A few cases merit specific mention. “John Duffy’s Brother” was first published in Dublin in the
Irish Digest
(June 1940), and later in New York in
Story
(July–August 1941); however, we have chosen to use the original (undated) typescript version held at Boston College as our base text. The rationale for this is relatively straightforward (insofar as anything is ever straightforward when dealing with Flann O’Brien). In the American version, there is a reference to a character who “had gone to sea at the age of sixteen as a result of an incident arising out of an imperfect understanding of the sexual relation”; in the more prudish Irish version, this reads as “an imperfect understanding of the world.” This says much about the draconian censorship code then in operation in Ireland—which O’Brien spent much of his career trying to subvert or circumvent—where anything signifying even the remotest sexual content was liable to be banned.
1
In turn, though, the American version has blandly smoothed out some of O’Brien’s more idiosyncratic linguistic usages; for example, his pedantically precise description of a train’s “four-wheel bogey” is changed to the more banal “four-wheel buggy.” Consequently, we have decided that the Boston College typescript represented the cleanest copy available. (There is also an early draft typescript in the archive at Carbondale dated “2.12.1938”; however, this is incomplete and underdeveloped, so we did not incorporate it into the base text. Nonetheless, it remains a fascinating resource for future genetic scholars.)

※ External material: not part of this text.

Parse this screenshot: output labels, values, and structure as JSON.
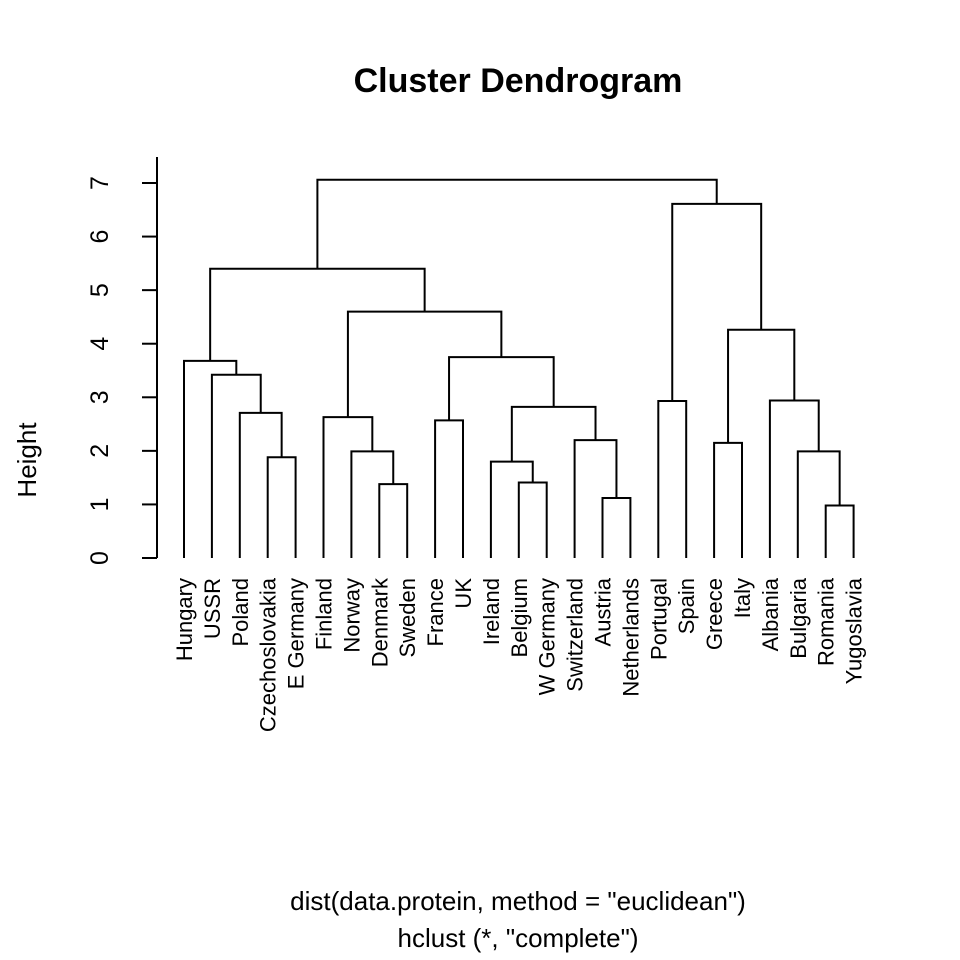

In the case of O’Brien’s unfinished novel,
Slattery’s Sago Saga
, the most complete and mature version is the one first published in Claud Cockburn’s
Flann O’Brien, Stories and Plays
(1973). However, we have re-edited this version in light of the original typescript held at Boston College (Cockburn, for all his recuperative virtues, sometimes has a rather heavy editorial hand). Unfortunately, that original typescript is incomplete, with three chapters having been mislaid. Therefore, this present text privileges the typescript version where possible, except for chapters two, three, and four, where we reproduce a slightly modified version of Cockburn’s text. (There is also an early, largely handwritten version of
Slattery’s Sago Saga
housed at Carbondale; we did not incorporate this manuscript into the base text as it is unreliably incomplete and largely underdeveloped.)